In the supporting part 210, heating coil 220 and a thermocouple (TC) 240 may be located. The heating coil 220 is used to heat up the supporting part 210 during substrate processing and the TC 240 may be used to monitor the temperature of the supporting part 210.

For cooling down the supporting part 210, coolant may be used in the coolant channels 230. In FIG. 2, a coolant with higher boiling point (than water) may be used so the evaporation problem may not occur. Therefore, the coolant channel 230 is placed in the supporting part 210 like in FIG. 2. The insulation part 260 may be placed somewhat in the shaft 250 to provide electrical insulation from the supporting part 210.

Coolant may be provided to the coolant channel 230 by way of cooling tube 231 and the TC tube 241 may protect the TC 240 and the link between the TC 240 and the sensor 240A which is used to monitor the temperature of the supporting part 210.

The heating coil 220 may be connected to the heating power source 222 and the connection is protected by heat tube 221 from the heating coil 220 to the bottom of the adaptor 270. The heating power source 222 may comprise an alternating current (AC) transformer 224 for power generation and a thyristor 223 for rectifying the power input from the transformer 224.

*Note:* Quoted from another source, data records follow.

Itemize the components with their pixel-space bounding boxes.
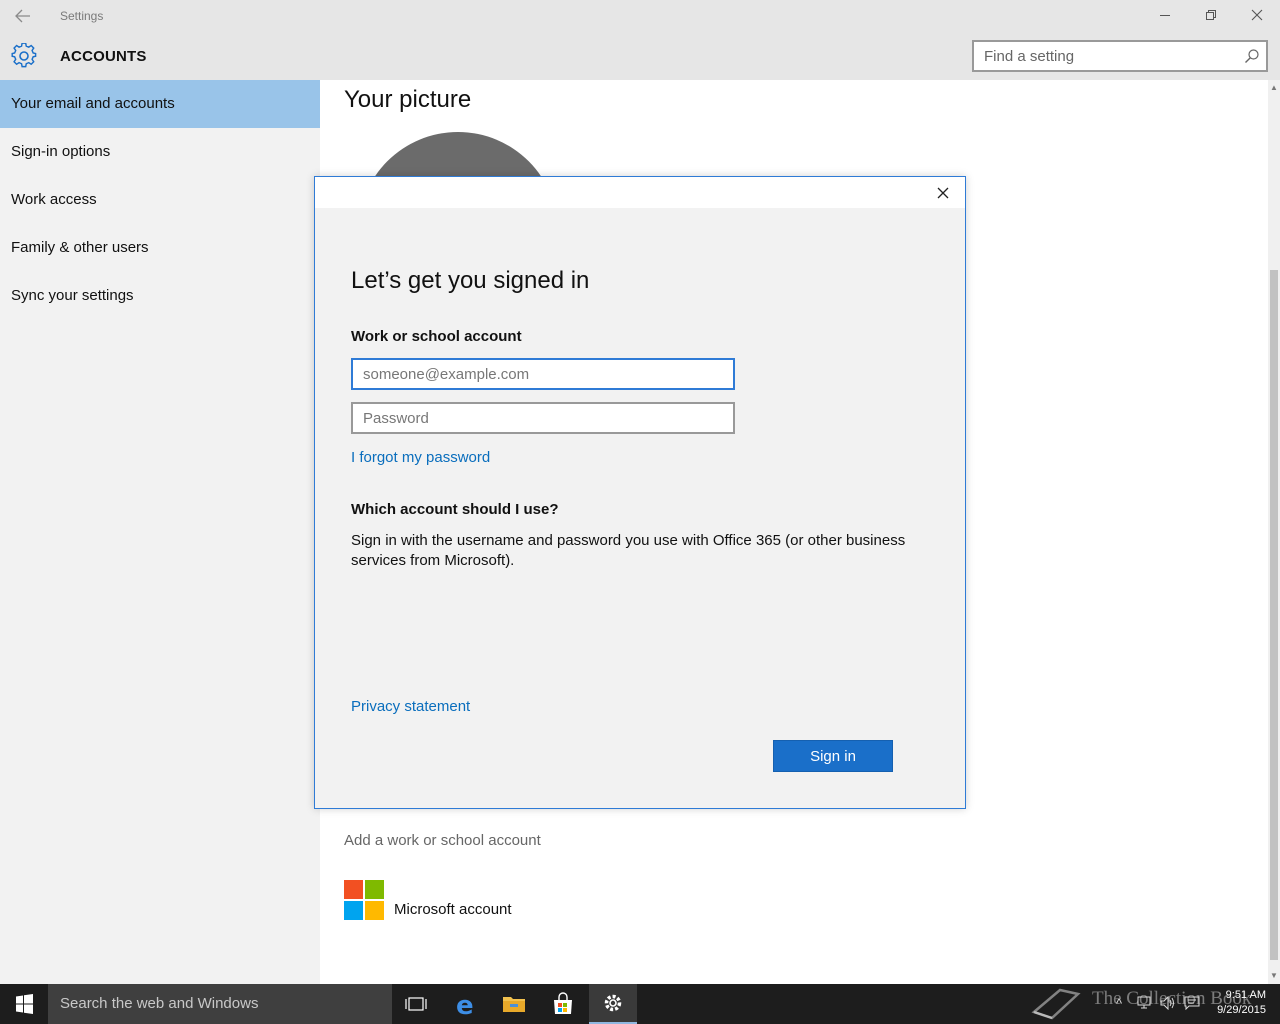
which-account-heading: Which account should I use?: [351, 501, 559, 518]
sidebar-item-work-access[interactable]: Work access: [0, 176, 320, 224]
volume-icon[interactable]: [1160, 995, 1176, 1013]
gear-icon: [11, 42, 37, 69]
scroll-up-arrow-icon[interactable]: ▲: [1268, 82, 1280, 94]
taskbar-search-box[interactable]: Search the web and Windows: [48, 984, 392, 1024]
account-type-label: Work or school account: [351, 328, 522, 345]
main-scrollbar[interactable]: ▲ ▼: [1268, 80, 1280, 984]
dialog-title: Let’s get you signed in: [351, 267, 590, 294]
your-picture-heading: Your picture: [344, 86, 472, 113]
back-arrow-icon[interactable]: [12, 6, 34, 26]
settings-icon[interactable]: [589, 984, 637, 1024]
window-title: Settings: [60, 9, 104, 23]
clock-time: 9:51 AM: [1225, 989, 1266, 1001]
sign-in-button[interactable]: Sign in: [773, 740, 893, 772]
file-explorer-icon[interactable]: [490, 984, 538, 1024]
taskbar-clock[interactable]: 9:51 AM 9/29/2015: [1206, 988, 1266, 1018]
microsoft-logo-icon: [344, 880, 384, 920]
close-icon: [937, 187, 949, 199]
clock-date: 9/29/2015: [1217, 1004, 1266, 1016]
edge-icon[interactable]: e: [442, 984, 490, 1024]
action-center-icon[interactable]: [1184, 996, 1200, 1013]
add-work-account-link[interactable]: Add a work or school account: [344, 832, 541, 849]
search-input[interactable]: [974, 42, 1234, 70]
svg-text:e: e: [456, 991, 474, 1021]
restore-icon: [1206, 10, 1216, 20]
microsoft-account-item[interactable]: Microsoft account: [394, 901, 512, 918]
sidebar: Your email and accounts Sign-in options …: [0, 80, 320, 984]
password-field[interactable]: [351, 402, 735, 434]
dialog-close-button[interactable]: [933, 183, 953, 203]
store-icon[interactable]: [539, 984, 587, 1024]
book-watermark-icon: [1030, 982, 1082, 1022]
task-view-icon[interactable]: [392, 984, 440, 1024]
which-account-description: Sign in with the username and password y…: [351, 532, 906, 569]
title-bar: Settings: [0, 0, 1280, 32]
privacy-statement-link[interactable]: Privacy statement: [351, 698, 470, 715]
email-field[interactable]: [351, 358, 735, 390]
sidebar-item-your-email-and-accounts[interactable]: Your email and accounts: [0, 80, 320, 128]
close-icon: [1251, 9, 1263, 21]
scroll-down-arrow-icon[interactable]: ▼: [1268, 970, 1280, 982]
search-icon[interactable]: [1244, 48, 1260, 64]
dialog-title-bar: [315, 177, 965, 208]
sign-in-dialog: Let’s get you signed in Work or school a…: [314, 176, 966, 809]
minimize-button[interactable]: [1142, 4, 1188, 28]
settings-search-box[interactable]: [972, 40, 1268, 72]
section-title: ACCOUNTS: [60, 48, 147, 65]
taskbar: Search the web and Windows e The Collect…: [0, 984, 1280, 1024]
window-close-button[interactable]: [1234, 4, 1280, 28]
settings-header: ACCOUNTS: [0, 32, 1280, 80]
show-hidden-icons-icon[interactable]: ^: [1116, 996, 1122, 1011]
sidebar-item-sync-your-settings[interactable]: Sync your settings: [0, 272, 320, 320]
windows-start-icon[interactable]: [0, 984, 48, 1024]
sidebar-item-family-and-other-users[interactable]: Family & other users: [0, 224, 320, 272]
forgot-password-link[interactable]: I forgot my password: [351, 449, 490, 466]
restore-button[interactable]: [1188, 4, 1234, 28]
network-icon[interactable]: [1136, 996, 1152, 1013]
minimize-icon: [1160, 15, 1170, 16]
scrollbar-thumb[interactable]: [1270, 270, 1278, 960]
sidebar-item-sign-in-options[interactable]: Sign-in options: [0, 128, 320, 176]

As mentioned above, the supporting part 210 may be made from conductive metal or metals for electrostatic chuck (ESC) functionality. For ESC, the supporting part 210 may be connected to a chucking power source 281 and this connection may be protected by a chuck tube 280. The chuck power source 281 may comprise a power generator 283 and a resistor 282 connected in series and the resistor 282 may be used to cut off a radio frequency (RF) element transmitted.

A capacitor 285 may be connected in parallel to the power generator 283 and the resistor 282 and may be connected to an earth 286 and the capacitor may be used to isolate the direct current (DC) in the supporting part 210.

An insulation layer 211 may be covered on the surface of the supporting part 210, the shaft 250 and also the insulation part 260. The insulation layer 211 may provide an ESC function to the supporting part 210. Also, the surfaces of the tubes, i.e., TC tube 241, cooling tubes 231, heat tube 221 and chuck tube 280 may be coated with insulating materials.

The susceptors 100, 200 with metal supporting part 110. 210 with insulation layer 111, 211 according to the present disclosure may make it efficient to control the temperature during substrate processing because it has a metal (i.e., very conductive) body and may also provide an ESC capabilities.

The above-described arrangements of apparatus are merely illustrative of applications of the principles of this invention and many other embodiments and modifications may be made without departing from the spirit and scope of the invention as defined in the claims. The scope of the invention should, therefore, be determined not with reference to the above description, but instead should be determined with reference to the appended claims along with their full scope of equivalents.